Storie Web martedì, Gennaio 27
Pensioni, rischio 55mila nuovi esodati con l’aumento dei requisiti dal 2027

Secondo le stime della Cgil sono oltre 55mila i lavoratori che avendo aderito a misure di uscita anticipata dal lavoro rischiano, a partire dal 1° gennaio 2027, di ritrovarsi senza reddito e senza contribuzione a causa dell’adeguamento automatico alla speranza di vita introdotto dalla legge di Bilancio e dall’aggiornamento dei requisiti pensionistici previsto dall’ultimo rapporto della Ragioneria generale dello Stato.

Il nuovo scenario, per l’adeguamento automatico alle aspettative di vita

Con i requisiti pensionistici che continuano a spostarsi in avanti, si rischia una nuova platea di esodati, in attesa delle valutazioni dell’Inps, la Cgil stima gli effetti della legge di Bilancio (dal 1° gennaio 2027 è previsto un incremento di 1 mese dei requisiti pensionistici e dal 1° gennaio 2028 è previsto un ulteriore incremento di 2 mesi per un totale di 3 mesi a decorrere dal 2029), e dell’adeguamento all’aspettativa di vita contenuto nelle tabelle dell’ultimo Rapporto del Ministero dell’Economia e delle Finanze (dal 1° gennaio 2029 è previsto un incremento di 3 mesi e dal 2031 di ulteriori 2 mesi), rispetto ai soli due mesi precedentemente previsti per il biennio 2029 – 2030. Per la Cgil avranno impatto su 55mila lavoratori, numero considerato «assai elevato» da fonti Inps.

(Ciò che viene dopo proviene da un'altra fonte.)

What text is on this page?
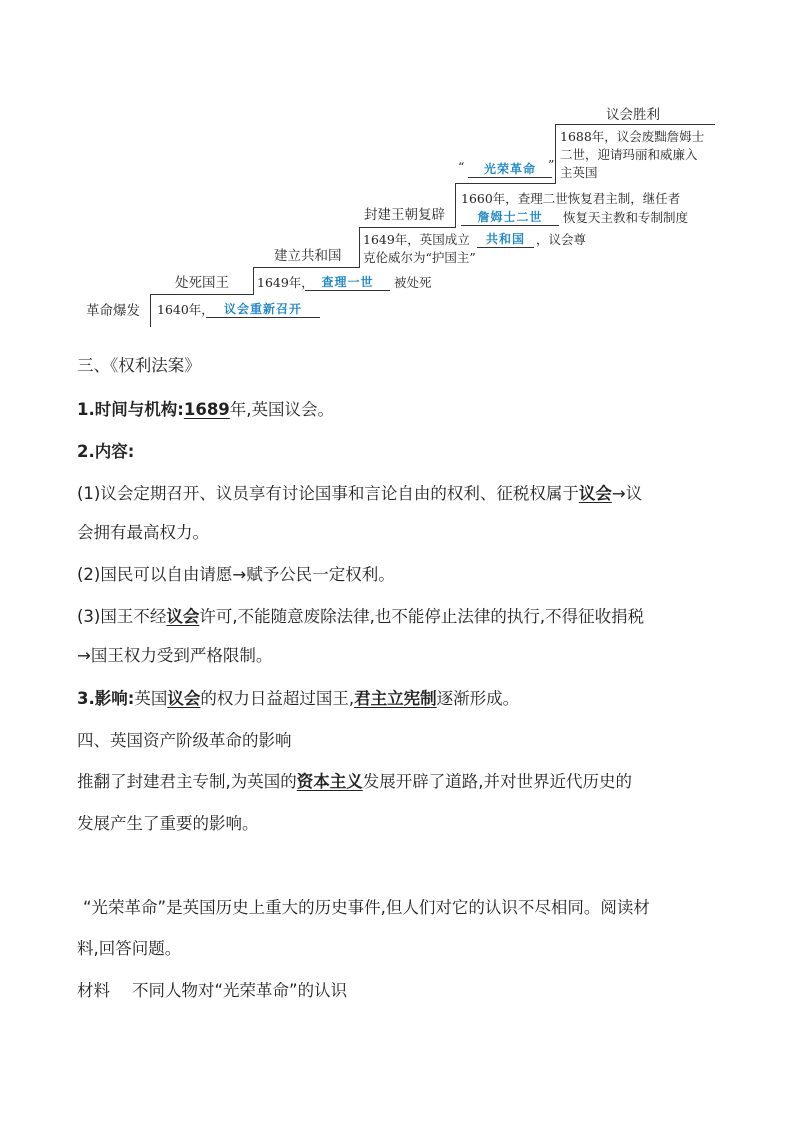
革命爆发 1640年， 议会重新召开
处死国王 1649年， 查理一世	被处死
建立共和国
1649年，英国成立	共和国 ，议会尊
克伦威尔为“护国主”
封建王朝复辟
1660年，查理二世恢复君主制，继任者
詹姆士二世	恢复天主教和专制制度
“	光荣革命 ”
1688年，议会废黜詹姆士
二世，迎请玛丽和威廉入
主英国
议会胜利
三、《权利法案》
1.时间与机构:1689年,英国议会。
2.内容:
(1)议会定期召开、议员享有讨论国事和言论自由的权利、征税权属于议会→议
会拥有最高权力。
(2)国民可以自由请愿→赋予公民一定权利。
(3)国王不经议会许可,不能随意废除法律,也不能停止法律的执行,不得征收捐税
→国王权力受到严格限制。
3.影响:英国议会的权力日益超过国王,君主立宪制逐渐形成。
四、英国资产阶级革命的影响
推翻了封建君主专制,为英国的资本主义发展开辟了道路,并对世界近代历史的
发展产生了重要的影响。
“光荣革命”是英国历史上重大的历史事件,但人们对它的认识不尽相同。阅读材
料,回答问题。
材料 不同人物对“光荣革命”的认识
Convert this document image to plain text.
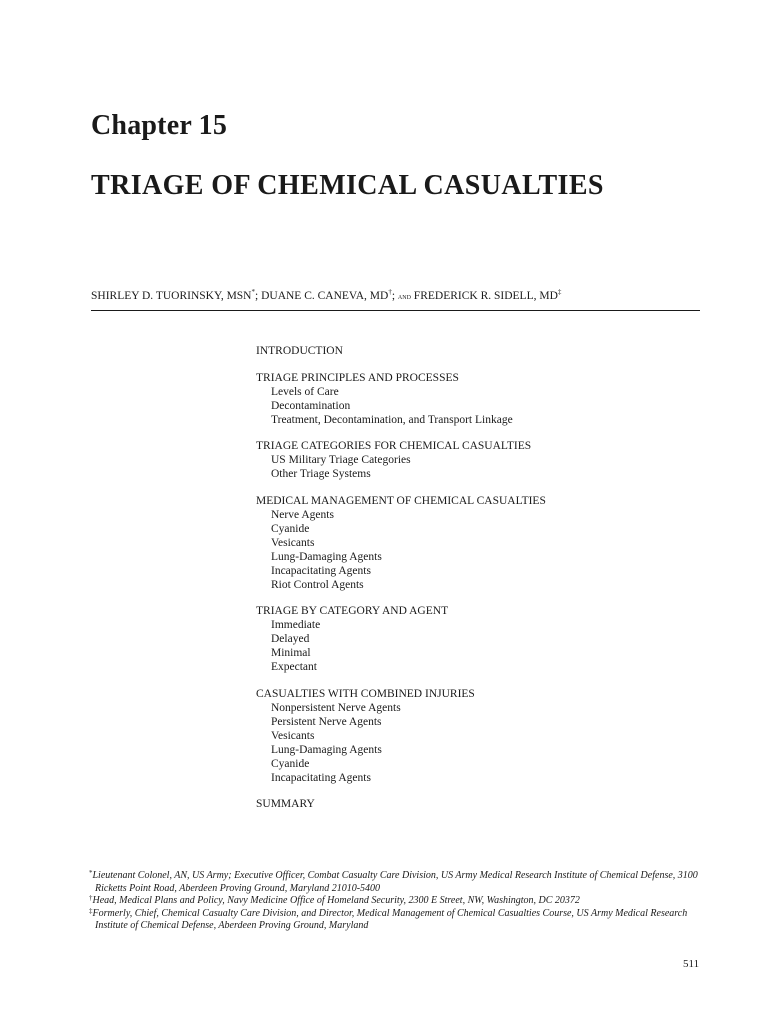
Chapter 15
TRIAGE OF CHEMICAL CASUALTIES

SHIRLEY D. TUORINSKY, MSN*; DUANE C. CANEVA, MD†; and FREDERICK R. SIDELL, MD‡

INTRODUCTION
TRIAGE PRINCIPLES AND PROCESSES
Levels of Care
Decontamination
Treatment, Decontamination, and Transport Linkage
TRIAGE CATEGORIES FOR CHEMICAL CASUALTIES
US Military Triage Categories
Other Triage Systems
MEDICAL MANAGEMENT OF CHEMICAL CASUALTIES
Nerve Agents
Cyanide
Vesicants
Lung-Damaging Agents
Incapacitating Agents
Riot Control Agents
TRIAGE BY CATEGORY AND AGENT
Immediate
Delayed
Minimal
Expectant
CASUALTIES WITH COMBINED INJURIES
Nonpersistent Nerve Agents
Persistent Nerve Agents
Vesicants
Lung-Damaging Agents
Cyanide
Incapacitating Agents
SUMMARY
*Lieutenant Colonel, AN, US Army; Executive Officer, Combat Casualty Care Division, US Army Medical Research Institute of Chemical Defense, 3100 Ricketts Point Road, Aberdeen Proving Ground, Maryland 21010-5400
†Head, Medical Plans and Policy, Navy Medicine Office of Homeland Security, 2300 E Street, NW, Washington, DC 20372
‡Formerly, Chief, Chemical Casualty Care Division, and Director, Medical Management of Chemical Casualties Course, US Army Medical Research Institute of Chemical Defense, Aberdeen Proving Ground, Maryland
511
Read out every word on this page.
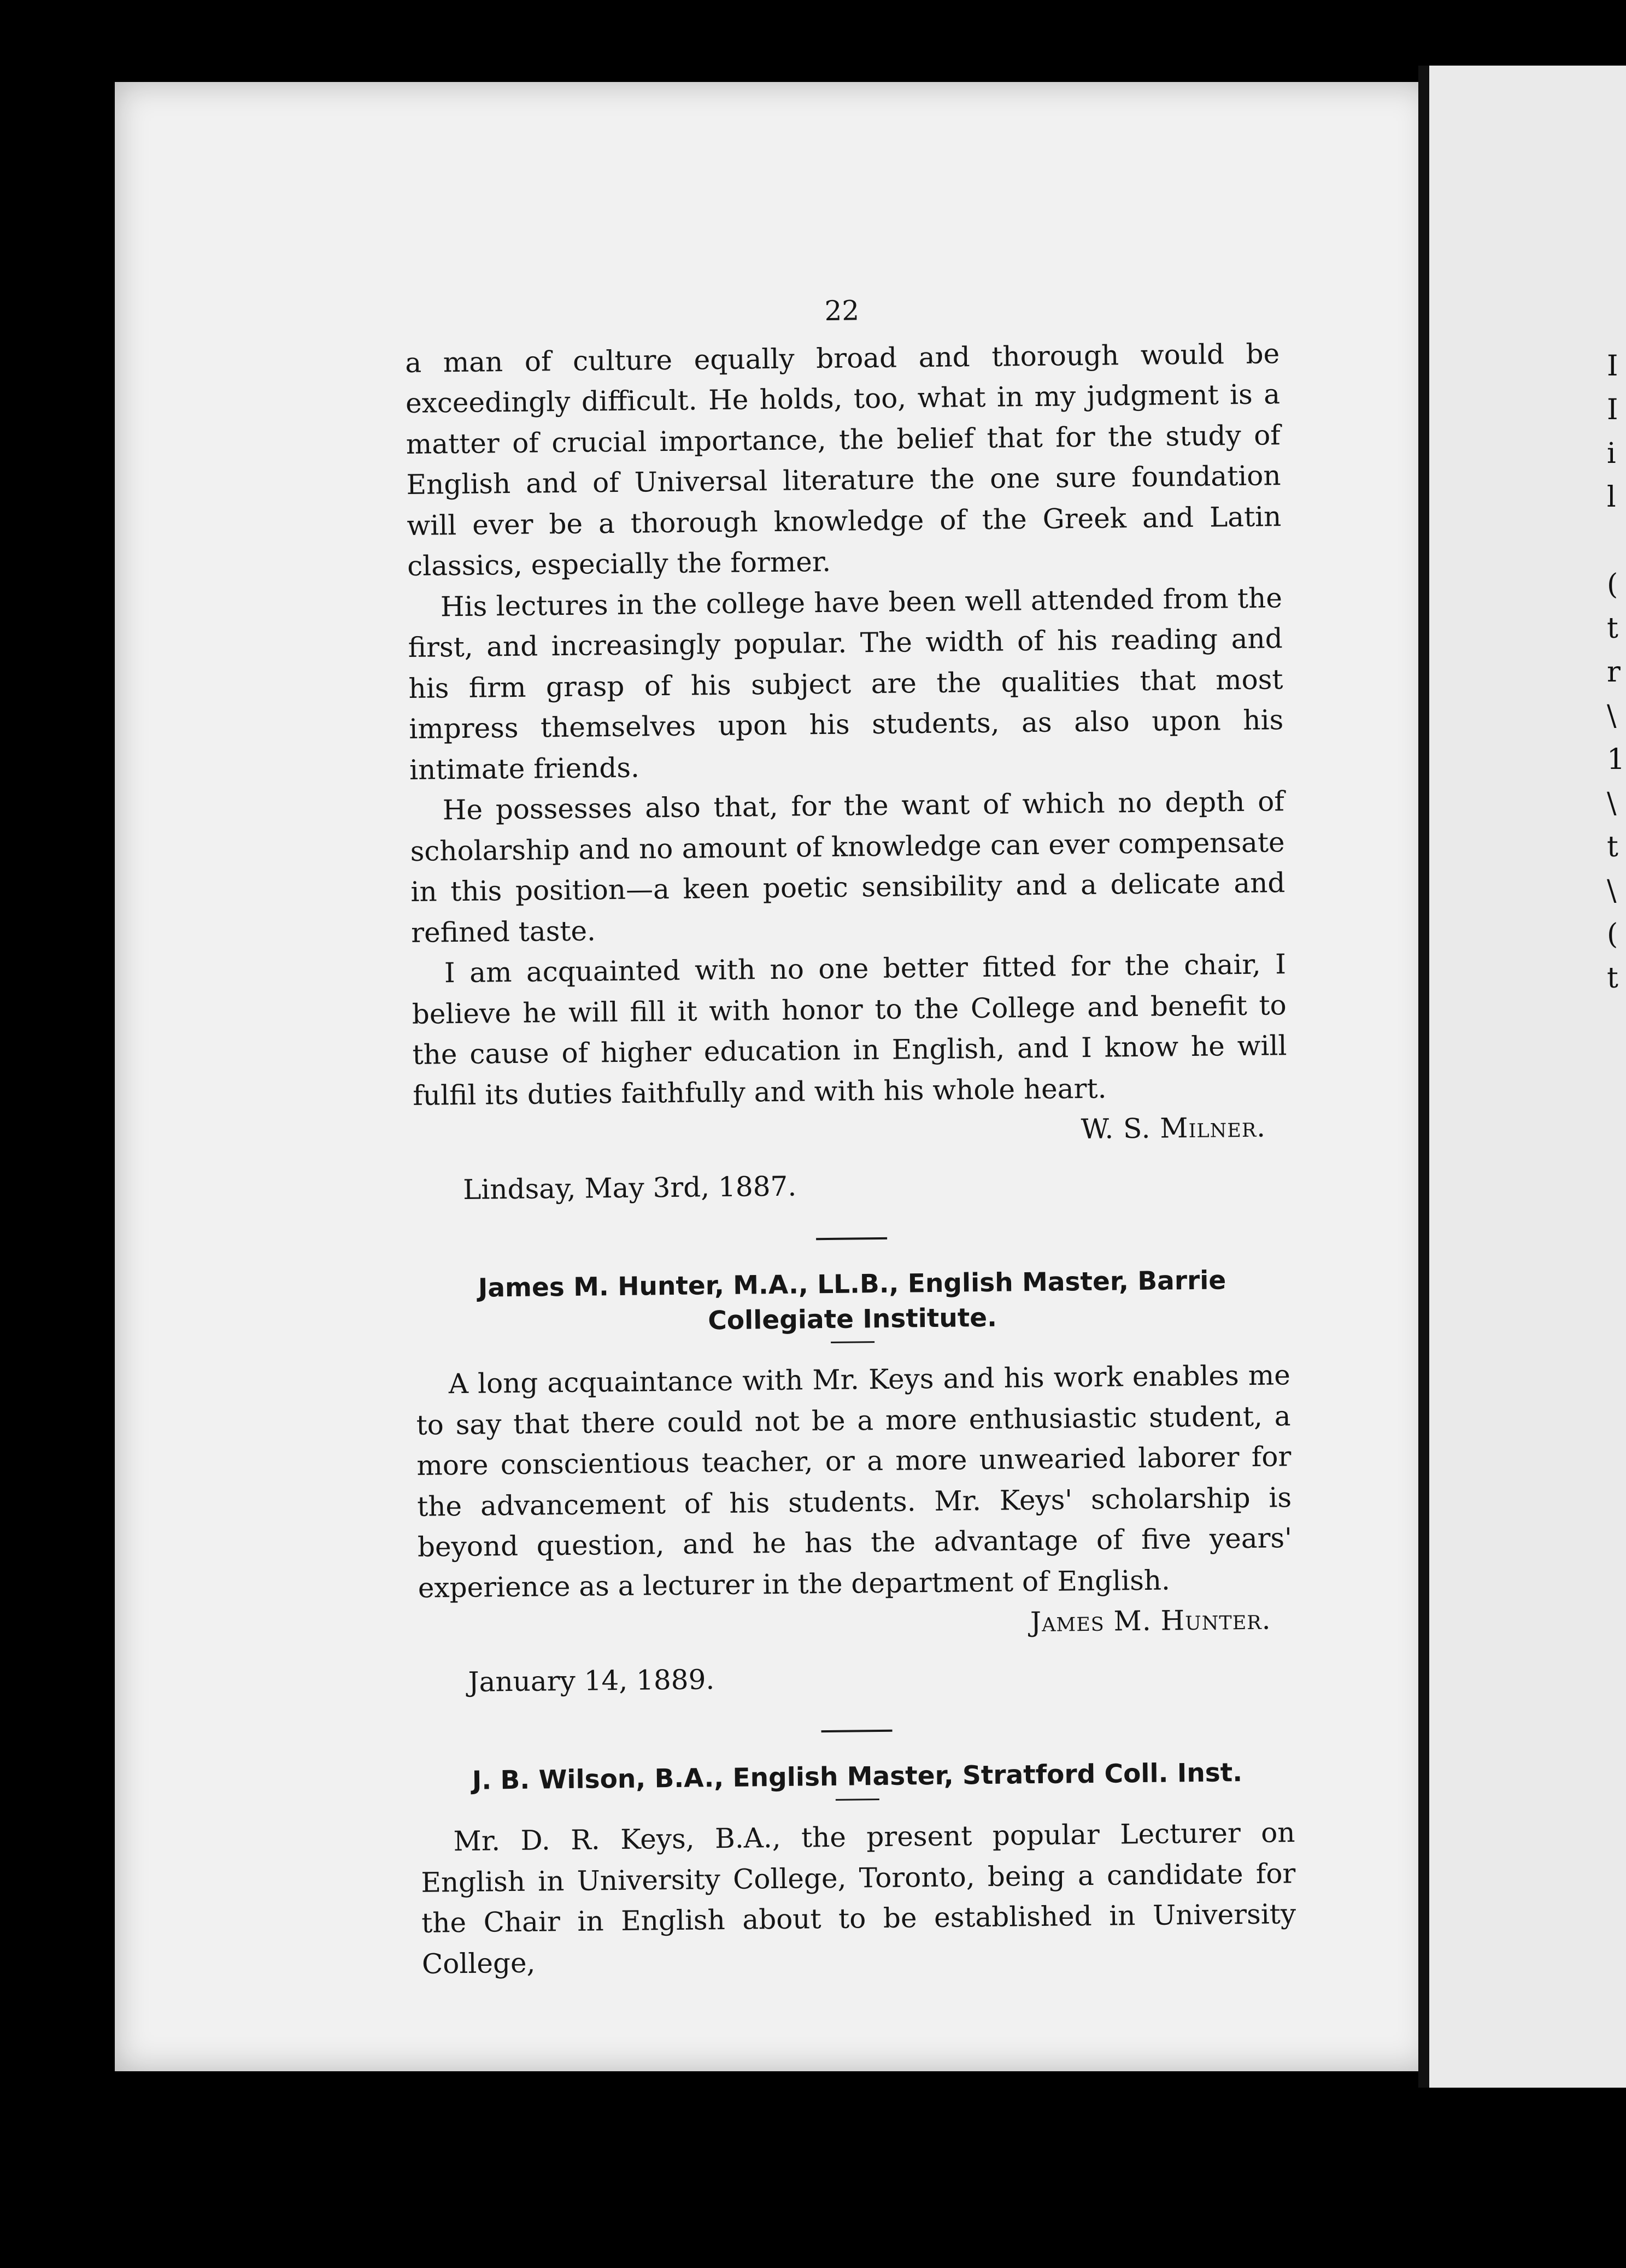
I
I
i
l

(
t
r
\
1
\
t
\
(
t

22

a man of culture equally broad and thorough would be exceedingly difficult. He holds, too, what in my judgment is a matter of crucial importance, the belief that for the study of English and of Universal literature the one sure foundation will ever be a thorough knowledge of the Greek and Latin classics, especially the former.

His lectures in the college have been well attended from the first, and increasingly popular. The width of his reading and his firm grasp of his subject are the qualities that most impress themselves upon his students, as also upon his intimate friends.

He possesses also that, for the want of which no depth of scholarship and no amount of knowledge can ever compensate in this position—a keen poetic sensibility and a delicate and refined taste.

I am acquainted with no one better fitted for the chair, I believe he will fill it with honor to the College and benefit to the cause of higher education in English, and I know he will fulfil its duties faithfully and with his whole heart.

W. S. Milner.
Lindsay, May 3rd, 1887.
James M. Hunter, M.A., LL.B., English Master, Barrie Collegiate Institute.

A long acquaintance with Mr. Keys and his work enables me to say that there could not be a more enthusiastic student, a more conscientious teacher, or a more unwearied laborer for the advancement of his students. Mr. Keys' scholarship is beyond question, and he has the advantage of five years' experience as a lecturer in the department of English.

James M. Hunter.
January 14, 1889.
J. B. Wilson, B.A., English Master, Stratford Coll. Inst.

Mr. D. R. Keys, B.A., the present popular Lecturer on English in University College, Toronto, being a candidate for the Chair in English about to be established in University College,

Lo scenario, comunque, è cambiato rispetto alle regole su cui erano stati costruiti migliaia di accordi di uscita dal lavoro attraverso isopensione, contratti di espansione e Fondi di solidarietà sottoscritti fino al 31 dicembre 2025, quando «non erano previsti aumenti né nel 2027 né nel 2028 ed era più contenuta la stima per il 2029».

Le platee interessate dall’innalzamento dei requisiti pensionistici

Secondo il responsabile delle politiche previdenziali della Cgil nazionale, Ezio Cigna, se il «governo non interverrà, oltre 23mila lavoratori in isopensione, circa 4mila con contratto di espansione e altri 28mila usciti tramite i Fondi di solidarietà bilaterali rischiano di trovarsi con periodi di vuoto previdenziale senza assegno, senza contributi e senza alcuna tutela. Parliamo di persone che hanno lasciato il lavoro nel pieno rispetto delle regole vigenti, firmando accordi con aziende, sulla base di date certe di accesso alla pensione. L’aumento dei requisiti deciso dal governo cambia quelle regole a posteriori, e scarica interamente sui lavoratori il costo dell’adeguamento alla speranza di vita».

L’Osservatorio Previdenza Cgil considera un «rischio concreto» la formazione di nuova platea di esodati, seppur con caratteristiche diverse rispetto al passato: scoperture pari a un mese nel 2027, due mesi nel 2028 e fino a quattro mesi dal 2029, periodi durante i quali le «persone coinvolte potrebbero non percepire né reddito né pensione».